Die Präsentation der Amoenitates im Internet ermöglicht künftig auch die Mitarbeit externer interessierter Wissenschaftler, deren Korrekturen oder Ergänzungen leicht eingearbeitet werden können. Die Implementierung der Ausgabe auf dem Server der Herzog August Bibliothek garantiert die langfristige Verfügbarkeit der Dateien.
Geboten wird in dieser Ausgabe die vollständige Wiedergabe der fünf Faszikel der Amoenitates Exoticae, die nach und nach ins Netz gestellt werden. Zu lesen sind mehrere Teile dieses Werkes:
Geplant ist zum Schluss die Einfügung von Kaempfers Zeichnungen von Orten, Landschaften und Sachen sowie seiner handschriftlichen Karten.27 Aktuell erarbeitetes Material wie ggf. Karten, Tabellen, Wortlisten, Biographien und Register etc. sind ebenfalls für die Erschließung des Materials vorgesehen.
Möglich ist auch die Einfügung ausgewählter Teile der Handschrift Sl 2907, die wesentliche Teile des Manuskripts der Amoenitates enthält, um an einigen signifikanten Stellen den Bearbeitungsprozess Kaempfers exemplarisch zu verdeutlichen. Dies kann jedoch erst nach Abschluss der Arbeiten an den fünf Faszikeln geschehen.

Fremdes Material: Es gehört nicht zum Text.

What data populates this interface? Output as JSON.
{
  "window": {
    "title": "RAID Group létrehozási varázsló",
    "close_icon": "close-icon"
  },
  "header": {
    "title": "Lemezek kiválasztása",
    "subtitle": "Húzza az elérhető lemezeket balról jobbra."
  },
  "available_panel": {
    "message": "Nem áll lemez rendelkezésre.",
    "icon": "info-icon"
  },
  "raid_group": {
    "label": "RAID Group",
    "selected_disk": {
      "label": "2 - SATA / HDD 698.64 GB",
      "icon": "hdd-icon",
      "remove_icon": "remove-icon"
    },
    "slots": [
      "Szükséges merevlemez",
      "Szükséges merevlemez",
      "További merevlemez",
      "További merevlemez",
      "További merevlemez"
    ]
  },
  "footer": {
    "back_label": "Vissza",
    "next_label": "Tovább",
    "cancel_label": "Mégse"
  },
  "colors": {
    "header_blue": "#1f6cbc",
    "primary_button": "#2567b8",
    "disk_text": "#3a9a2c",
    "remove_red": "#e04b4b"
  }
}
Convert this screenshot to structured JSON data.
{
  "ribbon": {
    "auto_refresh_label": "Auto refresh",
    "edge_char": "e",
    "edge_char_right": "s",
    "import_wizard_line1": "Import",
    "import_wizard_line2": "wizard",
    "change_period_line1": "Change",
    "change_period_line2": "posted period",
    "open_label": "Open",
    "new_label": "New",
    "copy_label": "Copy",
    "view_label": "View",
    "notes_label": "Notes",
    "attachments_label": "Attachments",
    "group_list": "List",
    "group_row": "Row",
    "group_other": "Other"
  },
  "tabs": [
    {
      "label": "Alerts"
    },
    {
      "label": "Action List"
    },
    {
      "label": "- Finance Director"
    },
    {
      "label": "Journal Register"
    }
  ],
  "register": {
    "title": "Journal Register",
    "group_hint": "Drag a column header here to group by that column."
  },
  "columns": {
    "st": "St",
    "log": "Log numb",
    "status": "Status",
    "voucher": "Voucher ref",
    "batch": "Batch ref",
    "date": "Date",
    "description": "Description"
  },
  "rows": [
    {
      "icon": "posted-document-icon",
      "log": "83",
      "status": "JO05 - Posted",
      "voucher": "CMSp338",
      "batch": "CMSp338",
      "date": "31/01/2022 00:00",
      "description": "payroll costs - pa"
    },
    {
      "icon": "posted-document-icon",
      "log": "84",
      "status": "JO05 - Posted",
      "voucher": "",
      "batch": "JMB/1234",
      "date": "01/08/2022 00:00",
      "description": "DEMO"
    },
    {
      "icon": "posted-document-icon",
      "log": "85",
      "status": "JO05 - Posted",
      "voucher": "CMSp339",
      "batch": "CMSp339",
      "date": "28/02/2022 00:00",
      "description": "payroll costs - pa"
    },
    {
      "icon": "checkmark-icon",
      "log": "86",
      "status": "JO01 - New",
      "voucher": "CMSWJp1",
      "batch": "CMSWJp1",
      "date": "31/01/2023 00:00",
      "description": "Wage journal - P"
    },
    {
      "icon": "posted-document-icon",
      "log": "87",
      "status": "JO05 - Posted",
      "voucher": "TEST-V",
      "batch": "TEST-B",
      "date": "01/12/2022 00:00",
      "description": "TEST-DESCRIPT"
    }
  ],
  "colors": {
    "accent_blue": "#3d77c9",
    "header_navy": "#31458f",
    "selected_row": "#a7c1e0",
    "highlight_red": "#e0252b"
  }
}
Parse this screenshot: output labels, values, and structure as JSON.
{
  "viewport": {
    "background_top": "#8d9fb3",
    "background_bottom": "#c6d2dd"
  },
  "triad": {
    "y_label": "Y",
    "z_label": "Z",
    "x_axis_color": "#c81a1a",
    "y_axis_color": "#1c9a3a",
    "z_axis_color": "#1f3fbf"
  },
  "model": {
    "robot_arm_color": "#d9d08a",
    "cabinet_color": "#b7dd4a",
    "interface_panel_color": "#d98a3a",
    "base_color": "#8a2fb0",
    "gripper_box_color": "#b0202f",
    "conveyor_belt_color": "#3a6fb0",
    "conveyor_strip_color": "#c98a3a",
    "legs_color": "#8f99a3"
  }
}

Jeder Faszikel wird von dem Fachwissenschaftler, der für ihn zuständig ist, eingeleitet.28 Da ihm nunmehr vorab eine zuverlässige Übersetzung vorliegt, ist es möglich, sowohl die Aktualität als auch Traditionsverhaftung Kaempfers zu beurteilen.
Und genau dies macht den Wert dieser Ausgabe aus: Mit ihr wird dem Leser erstmals das Hauptwerk Kaempfers, das nach seiner eigenen Vorstellung nur amoenitates bieten und auf weitere, umfangreiche Werke aus seiner Feder aufmerksam machen sollte, zugänglich gemacht. Der Benutzer ist nunmehr imstande, die tatsächlichen Aussagen Kaempfers in ihrem textlichen und wissenschaftlichen Kontexten zu rezipieren. Sie lassen sich unter der doppelten Prämisse der Kaempferschen Maxime „nec crambem recoquo ab aliis coctam“ sowie zugleich als Beispiel seiner stupenden Gelehrsamkeit würdigen. Das Werk kann damit als ein thesaurus rezipiert werden, der in einem wichtigen entwicklungsgeschichtlichen Moment der Wissenschaftsgeschichte entstand: Es ist der Übergang vom Späthumanismus zur Frühaufklärung sowie noch eine Phase der europäischen Expansion, die den europäischen Reisenden und Gelehrten noch immer den Zugang zu Exotica in großer Menge ermöglichte, die es in ihrer Eigenart zu verstehen und in den Wissenskanon einzuordnen galt. Damit ist eine Phase der kultur- und naturwissenschaftlichen Forschung benannt, die die unmittelbare Voraussetzung für die Entstehung einer Reihe moderner Disziplinen ist.29 Kaempfer ist einer der unbestritten wichtigen Protagonisten dieses Zeitraums.
Er ist, das erweist sowohl seine historische Wertschätzung wie die moderne Forschung, eine der herausragenden Persönlichkeiten in diesem Prozess, die ihn entscheidend beförderten.